Die Fallarbeit beruht auf der Grundlage einer langfristigen Beziehungsarbeit. Die Kunst der Beratung besteht darin, in einem Zwangskontext reelle Veränderungsprozesse anzustoßen, die mit der Haftentlassung nicht ihre Gültigkeit verlieren. Dabei werden die Klient*innen im Kontext ihrer Lebensgeschichte und ihres Lebensumfeldes betrachtet. Maßnahmen vor allem der aufsuchenden Sozialarbeit, der systemischen Beratung, der Antigewaltarbeit, der politischen Bildungsarbeit und der sozialen Integration können verbunden werden.
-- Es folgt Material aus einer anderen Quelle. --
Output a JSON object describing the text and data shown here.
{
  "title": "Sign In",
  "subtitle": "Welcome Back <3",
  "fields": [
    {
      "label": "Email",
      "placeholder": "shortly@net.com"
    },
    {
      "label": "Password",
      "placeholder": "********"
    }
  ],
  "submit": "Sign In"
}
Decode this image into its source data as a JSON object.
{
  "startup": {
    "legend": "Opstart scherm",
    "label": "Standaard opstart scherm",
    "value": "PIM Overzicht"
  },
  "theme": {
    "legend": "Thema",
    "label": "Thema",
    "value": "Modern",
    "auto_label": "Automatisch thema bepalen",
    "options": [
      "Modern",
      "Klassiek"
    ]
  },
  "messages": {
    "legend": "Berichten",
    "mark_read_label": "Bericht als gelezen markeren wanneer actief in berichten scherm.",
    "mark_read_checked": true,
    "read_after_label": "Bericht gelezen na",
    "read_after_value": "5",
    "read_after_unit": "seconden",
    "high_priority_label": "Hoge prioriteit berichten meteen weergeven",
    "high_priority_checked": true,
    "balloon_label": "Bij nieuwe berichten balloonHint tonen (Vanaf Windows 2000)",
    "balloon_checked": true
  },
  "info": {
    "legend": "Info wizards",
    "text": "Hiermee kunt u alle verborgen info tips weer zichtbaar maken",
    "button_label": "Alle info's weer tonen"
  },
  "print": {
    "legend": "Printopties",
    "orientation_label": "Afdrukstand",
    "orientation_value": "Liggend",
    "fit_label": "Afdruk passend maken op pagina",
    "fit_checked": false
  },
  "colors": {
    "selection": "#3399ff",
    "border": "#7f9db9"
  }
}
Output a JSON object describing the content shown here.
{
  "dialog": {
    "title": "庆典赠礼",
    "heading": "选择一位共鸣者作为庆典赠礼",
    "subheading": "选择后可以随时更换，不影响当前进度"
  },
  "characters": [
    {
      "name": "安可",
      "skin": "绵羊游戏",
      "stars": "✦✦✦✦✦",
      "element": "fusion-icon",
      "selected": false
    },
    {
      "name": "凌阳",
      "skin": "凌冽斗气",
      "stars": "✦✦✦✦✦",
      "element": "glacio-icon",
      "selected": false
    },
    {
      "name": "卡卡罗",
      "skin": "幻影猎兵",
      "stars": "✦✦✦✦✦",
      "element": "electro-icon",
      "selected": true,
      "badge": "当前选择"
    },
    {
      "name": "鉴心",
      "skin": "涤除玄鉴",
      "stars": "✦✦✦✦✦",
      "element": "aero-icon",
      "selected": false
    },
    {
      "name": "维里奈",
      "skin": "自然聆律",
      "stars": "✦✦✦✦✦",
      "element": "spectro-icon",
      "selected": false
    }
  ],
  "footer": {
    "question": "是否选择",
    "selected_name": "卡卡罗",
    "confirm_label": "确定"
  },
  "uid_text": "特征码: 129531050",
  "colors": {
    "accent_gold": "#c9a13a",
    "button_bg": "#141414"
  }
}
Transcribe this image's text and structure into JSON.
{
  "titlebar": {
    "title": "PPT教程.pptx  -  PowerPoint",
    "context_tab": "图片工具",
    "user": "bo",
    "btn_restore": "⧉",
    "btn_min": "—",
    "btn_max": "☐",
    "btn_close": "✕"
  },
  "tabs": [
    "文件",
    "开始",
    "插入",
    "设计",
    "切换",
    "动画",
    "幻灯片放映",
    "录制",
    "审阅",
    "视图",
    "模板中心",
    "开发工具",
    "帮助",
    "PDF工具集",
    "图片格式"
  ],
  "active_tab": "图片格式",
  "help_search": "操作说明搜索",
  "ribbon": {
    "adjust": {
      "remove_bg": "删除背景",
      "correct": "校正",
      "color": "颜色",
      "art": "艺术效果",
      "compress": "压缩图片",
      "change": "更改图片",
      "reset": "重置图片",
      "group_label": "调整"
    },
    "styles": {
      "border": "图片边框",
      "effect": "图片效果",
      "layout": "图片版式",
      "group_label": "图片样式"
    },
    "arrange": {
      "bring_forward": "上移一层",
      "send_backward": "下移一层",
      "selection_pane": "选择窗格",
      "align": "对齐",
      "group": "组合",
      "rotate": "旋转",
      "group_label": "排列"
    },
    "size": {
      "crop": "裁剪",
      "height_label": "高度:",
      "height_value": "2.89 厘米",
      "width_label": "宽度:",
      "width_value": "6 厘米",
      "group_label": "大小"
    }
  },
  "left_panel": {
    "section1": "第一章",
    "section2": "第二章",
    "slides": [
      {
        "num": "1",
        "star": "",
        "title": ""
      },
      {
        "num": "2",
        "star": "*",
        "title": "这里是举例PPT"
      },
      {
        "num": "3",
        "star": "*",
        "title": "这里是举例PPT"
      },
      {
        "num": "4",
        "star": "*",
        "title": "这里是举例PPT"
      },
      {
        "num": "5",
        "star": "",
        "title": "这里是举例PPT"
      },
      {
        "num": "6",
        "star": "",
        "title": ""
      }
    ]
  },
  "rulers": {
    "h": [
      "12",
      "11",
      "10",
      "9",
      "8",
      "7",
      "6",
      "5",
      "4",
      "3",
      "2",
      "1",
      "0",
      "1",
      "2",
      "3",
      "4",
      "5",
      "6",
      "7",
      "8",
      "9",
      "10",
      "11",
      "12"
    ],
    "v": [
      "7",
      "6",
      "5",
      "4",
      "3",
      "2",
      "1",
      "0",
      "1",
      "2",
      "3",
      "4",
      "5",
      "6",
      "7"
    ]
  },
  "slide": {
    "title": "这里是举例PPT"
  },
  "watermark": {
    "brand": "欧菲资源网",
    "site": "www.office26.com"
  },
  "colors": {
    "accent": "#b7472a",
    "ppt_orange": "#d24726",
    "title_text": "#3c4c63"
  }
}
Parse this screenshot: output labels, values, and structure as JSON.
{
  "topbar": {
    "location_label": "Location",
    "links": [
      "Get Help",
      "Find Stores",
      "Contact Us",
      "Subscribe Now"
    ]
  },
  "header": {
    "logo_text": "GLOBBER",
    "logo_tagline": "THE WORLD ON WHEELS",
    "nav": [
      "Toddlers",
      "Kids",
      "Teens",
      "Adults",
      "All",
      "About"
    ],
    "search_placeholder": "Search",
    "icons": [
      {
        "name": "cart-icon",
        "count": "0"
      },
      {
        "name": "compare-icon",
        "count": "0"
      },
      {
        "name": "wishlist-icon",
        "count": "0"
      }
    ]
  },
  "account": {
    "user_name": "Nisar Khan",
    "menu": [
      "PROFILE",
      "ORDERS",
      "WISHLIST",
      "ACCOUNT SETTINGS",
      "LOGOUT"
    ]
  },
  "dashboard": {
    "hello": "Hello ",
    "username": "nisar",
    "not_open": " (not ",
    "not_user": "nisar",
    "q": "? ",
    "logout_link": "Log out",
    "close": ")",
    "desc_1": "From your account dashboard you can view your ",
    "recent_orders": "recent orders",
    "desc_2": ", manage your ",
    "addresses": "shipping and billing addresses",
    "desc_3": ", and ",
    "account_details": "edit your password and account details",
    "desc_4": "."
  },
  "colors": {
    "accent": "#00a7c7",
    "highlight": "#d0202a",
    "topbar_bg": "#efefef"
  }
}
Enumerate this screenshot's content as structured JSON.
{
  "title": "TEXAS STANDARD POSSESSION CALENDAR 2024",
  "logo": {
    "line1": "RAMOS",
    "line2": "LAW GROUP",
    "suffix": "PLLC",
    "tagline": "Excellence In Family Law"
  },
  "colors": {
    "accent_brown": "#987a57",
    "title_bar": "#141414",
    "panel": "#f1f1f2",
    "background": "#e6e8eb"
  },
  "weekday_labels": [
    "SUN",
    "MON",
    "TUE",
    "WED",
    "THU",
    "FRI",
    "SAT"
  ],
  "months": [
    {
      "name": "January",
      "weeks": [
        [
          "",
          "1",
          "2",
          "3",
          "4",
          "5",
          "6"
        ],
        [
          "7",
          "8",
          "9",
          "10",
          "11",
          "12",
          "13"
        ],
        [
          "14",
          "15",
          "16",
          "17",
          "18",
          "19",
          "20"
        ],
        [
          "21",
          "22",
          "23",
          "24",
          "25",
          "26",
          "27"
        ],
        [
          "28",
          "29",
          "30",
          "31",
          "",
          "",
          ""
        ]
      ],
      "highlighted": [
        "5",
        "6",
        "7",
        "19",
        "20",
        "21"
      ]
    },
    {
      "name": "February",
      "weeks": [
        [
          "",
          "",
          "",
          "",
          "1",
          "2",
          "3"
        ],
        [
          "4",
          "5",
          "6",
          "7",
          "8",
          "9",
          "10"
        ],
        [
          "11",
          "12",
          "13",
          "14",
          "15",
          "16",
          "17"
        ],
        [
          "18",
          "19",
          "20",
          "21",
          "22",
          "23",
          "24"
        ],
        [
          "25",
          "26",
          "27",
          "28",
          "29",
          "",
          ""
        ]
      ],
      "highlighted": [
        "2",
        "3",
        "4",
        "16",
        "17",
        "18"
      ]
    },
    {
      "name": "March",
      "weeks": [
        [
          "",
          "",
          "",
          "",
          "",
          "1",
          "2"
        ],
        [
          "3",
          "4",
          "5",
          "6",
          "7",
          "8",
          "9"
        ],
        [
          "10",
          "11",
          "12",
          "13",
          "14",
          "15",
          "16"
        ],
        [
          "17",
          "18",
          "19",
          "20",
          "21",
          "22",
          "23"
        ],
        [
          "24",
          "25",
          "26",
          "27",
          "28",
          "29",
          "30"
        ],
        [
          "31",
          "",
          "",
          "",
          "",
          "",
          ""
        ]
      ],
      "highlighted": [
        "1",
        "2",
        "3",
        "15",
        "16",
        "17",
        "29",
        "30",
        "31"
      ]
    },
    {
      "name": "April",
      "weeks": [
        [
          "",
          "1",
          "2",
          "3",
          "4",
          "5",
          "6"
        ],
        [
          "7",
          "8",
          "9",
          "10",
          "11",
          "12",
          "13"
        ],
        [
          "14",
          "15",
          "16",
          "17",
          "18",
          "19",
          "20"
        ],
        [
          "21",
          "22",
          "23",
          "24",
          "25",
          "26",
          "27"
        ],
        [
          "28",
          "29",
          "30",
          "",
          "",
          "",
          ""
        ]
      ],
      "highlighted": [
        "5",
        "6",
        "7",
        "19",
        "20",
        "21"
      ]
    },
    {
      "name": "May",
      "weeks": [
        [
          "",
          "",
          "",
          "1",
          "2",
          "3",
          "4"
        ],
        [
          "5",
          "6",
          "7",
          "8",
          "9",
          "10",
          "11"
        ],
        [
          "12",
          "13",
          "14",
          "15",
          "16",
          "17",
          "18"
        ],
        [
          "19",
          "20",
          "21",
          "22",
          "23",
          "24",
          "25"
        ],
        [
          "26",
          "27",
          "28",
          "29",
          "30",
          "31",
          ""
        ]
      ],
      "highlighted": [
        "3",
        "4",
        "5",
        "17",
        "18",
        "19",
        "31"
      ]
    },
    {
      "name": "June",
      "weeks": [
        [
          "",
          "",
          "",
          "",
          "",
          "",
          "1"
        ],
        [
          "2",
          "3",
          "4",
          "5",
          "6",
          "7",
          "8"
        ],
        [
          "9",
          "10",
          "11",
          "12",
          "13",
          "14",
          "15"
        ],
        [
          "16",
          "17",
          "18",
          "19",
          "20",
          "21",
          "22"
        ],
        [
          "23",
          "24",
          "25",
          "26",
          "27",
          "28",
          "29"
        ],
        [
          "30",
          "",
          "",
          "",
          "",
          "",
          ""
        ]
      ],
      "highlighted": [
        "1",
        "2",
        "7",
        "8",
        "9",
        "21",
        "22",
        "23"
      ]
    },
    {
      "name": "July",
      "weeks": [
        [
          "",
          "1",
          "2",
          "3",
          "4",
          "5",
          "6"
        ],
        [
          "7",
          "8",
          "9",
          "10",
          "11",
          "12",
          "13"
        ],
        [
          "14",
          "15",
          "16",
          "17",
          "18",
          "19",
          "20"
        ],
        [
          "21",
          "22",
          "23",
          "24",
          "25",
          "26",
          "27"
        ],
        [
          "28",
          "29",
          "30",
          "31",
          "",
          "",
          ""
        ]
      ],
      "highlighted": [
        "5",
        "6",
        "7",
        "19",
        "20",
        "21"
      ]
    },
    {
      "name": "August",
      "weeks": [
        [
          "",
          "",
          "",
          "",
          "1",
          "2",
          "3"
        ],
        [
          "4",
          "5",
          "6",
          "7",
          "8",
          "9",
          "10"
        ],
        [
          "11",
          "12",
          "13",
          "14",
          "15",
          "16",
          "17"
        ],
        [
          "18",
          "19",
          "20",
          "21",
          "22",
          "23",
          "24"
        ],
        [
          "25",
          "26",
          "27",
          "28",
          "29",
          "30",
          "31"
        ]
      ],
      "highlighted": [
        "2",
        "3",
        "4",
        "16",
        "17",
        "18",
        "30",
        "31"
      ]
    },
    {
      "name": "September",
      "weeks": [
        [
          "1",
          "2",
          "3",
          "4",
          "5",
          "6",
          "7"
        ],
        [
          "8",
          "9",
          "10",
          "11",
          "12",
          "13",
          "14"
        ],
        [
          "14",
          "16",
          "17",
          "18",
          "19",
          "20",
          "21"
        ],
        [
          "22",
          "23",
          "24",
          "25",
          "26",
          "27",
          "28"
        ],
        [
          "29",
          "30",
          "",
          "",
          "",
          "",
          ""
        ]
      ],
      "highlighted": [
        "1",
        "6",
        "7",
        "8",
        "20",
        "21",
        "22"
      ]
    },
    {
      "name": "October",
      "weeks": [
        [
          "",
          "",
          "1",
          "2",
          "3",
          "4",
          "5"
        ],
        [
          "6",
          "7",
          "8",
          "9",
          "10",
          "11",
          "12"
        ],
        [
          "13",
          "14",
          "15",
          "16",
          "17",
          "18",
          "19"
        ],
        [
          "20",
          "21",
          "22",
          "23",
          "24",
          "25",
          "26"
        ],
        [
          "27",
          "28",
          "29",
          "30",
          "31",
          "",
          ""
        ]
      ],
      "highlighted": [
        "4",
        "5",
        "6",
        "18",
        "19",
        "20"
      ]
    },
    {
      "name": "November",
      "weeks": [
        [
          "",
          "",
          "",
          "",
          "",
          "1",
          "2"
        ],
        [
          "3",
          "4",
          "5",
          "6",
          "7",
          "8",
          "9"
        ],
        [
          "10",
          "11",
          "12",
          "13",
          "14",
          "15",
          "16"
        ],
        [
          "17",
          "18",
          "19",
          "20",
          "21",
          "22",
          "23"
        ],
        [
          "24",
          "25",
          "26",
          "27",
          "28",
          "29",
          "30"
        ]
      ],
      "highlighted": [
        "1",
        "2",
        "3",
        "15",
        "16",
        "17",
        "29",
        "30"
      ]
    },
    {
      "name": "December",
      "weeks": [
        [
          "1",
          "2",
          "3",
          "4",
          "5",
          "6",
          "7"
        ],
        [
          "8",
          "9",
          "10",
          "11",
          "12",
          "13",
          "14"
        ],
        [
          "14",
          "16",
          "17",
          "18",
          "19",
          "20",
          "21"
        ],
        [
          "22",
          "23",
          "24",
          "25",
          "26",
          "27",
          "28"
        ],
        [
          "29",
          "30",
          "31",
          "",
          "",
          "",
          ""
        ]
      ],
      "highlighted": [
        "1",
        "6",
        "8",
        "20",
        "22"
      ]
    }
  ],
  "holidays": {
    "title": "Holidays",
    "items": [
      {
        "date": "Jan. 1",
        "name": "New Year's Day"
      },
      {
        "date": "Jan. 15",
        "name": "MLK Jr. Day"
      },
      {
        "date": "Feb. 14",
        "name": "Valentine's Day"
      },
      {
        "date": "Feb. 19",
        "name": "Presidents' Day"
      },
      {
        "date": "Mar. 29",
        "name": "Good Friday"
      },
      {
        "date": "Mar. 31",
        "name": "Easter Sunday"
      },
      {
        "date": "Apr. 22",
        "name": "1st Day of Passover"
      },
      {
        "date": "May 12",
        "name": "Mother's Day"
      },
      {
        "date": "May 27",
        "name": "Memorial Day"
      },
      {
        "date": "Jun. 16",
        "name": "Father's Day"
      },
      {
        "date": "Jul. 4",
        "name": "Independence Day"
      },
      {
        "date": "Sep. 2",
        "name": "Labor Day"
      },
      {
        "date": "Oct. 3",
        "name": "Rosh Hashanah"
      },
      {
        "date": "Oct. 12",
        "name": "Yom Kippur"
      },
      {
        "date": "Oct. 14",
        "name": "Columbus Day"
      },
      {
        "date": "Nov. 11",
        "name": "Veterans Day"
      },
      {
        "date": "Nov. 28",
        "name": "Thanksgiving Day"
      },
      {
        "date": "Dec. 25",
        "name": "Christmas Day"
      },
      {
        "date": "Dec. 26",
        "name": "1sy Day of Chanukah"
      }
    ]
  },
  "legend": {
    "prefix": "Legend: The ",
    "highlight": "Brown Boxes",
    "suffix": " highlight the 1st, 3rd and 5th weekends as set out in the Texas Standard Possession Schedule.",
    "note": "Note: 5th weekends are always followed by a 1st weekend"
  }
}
Hierdurch sollen nicht nur Distanzierungsprozesse vom Extremismus angeregt und begleitet, sondern auch die langfristigen Gefahren einer Re-Radikalisierung bzw. Re-Inhaftierung minimiert werden.
Aufbau einer professionellen Arbeitsbeziehung
Die schwierigste Phase der Deradikalisierungsarbeit ist die Kontaktaufnahme. Da sich der Insasse oder die Insassin oft nicht selbst an eine Beratungsstelle wendet, sind Hinweise aus der Justizvollzugsanstalt notwendig. Hierfür braucht es eine gut strukturierte und transparente Zusammenarbeit mit den Justizbehörden. Um beim Erstkontakt einen guten Zugang herzustellen, ist sowohl die Persönlichkeit als auch die Grundhaltung und die Art und Weise entscheidend, wie man in das Gespräch hineingeht. Erfahrungsgemäß entscheidet der*die Gesprächspartner*in bei solchen Erstgesprächen innerhalb kürzester Zeit, ob er*sie sich verschließt oder öffnet. Dabei spielen Gestik, Mimik, Sprache sowie die Berater*innen-Präsenz wichtige Rollen. Bei der Gesprächsführung achten die Berater*innen auf folgende Punkte:
- Die Kommunikation erfolgt auf Augenhöhe und ohne Demütigung.
- Die Gesprächsführung ist nicht konfrontativ und belehrend, sondern hinterfragend.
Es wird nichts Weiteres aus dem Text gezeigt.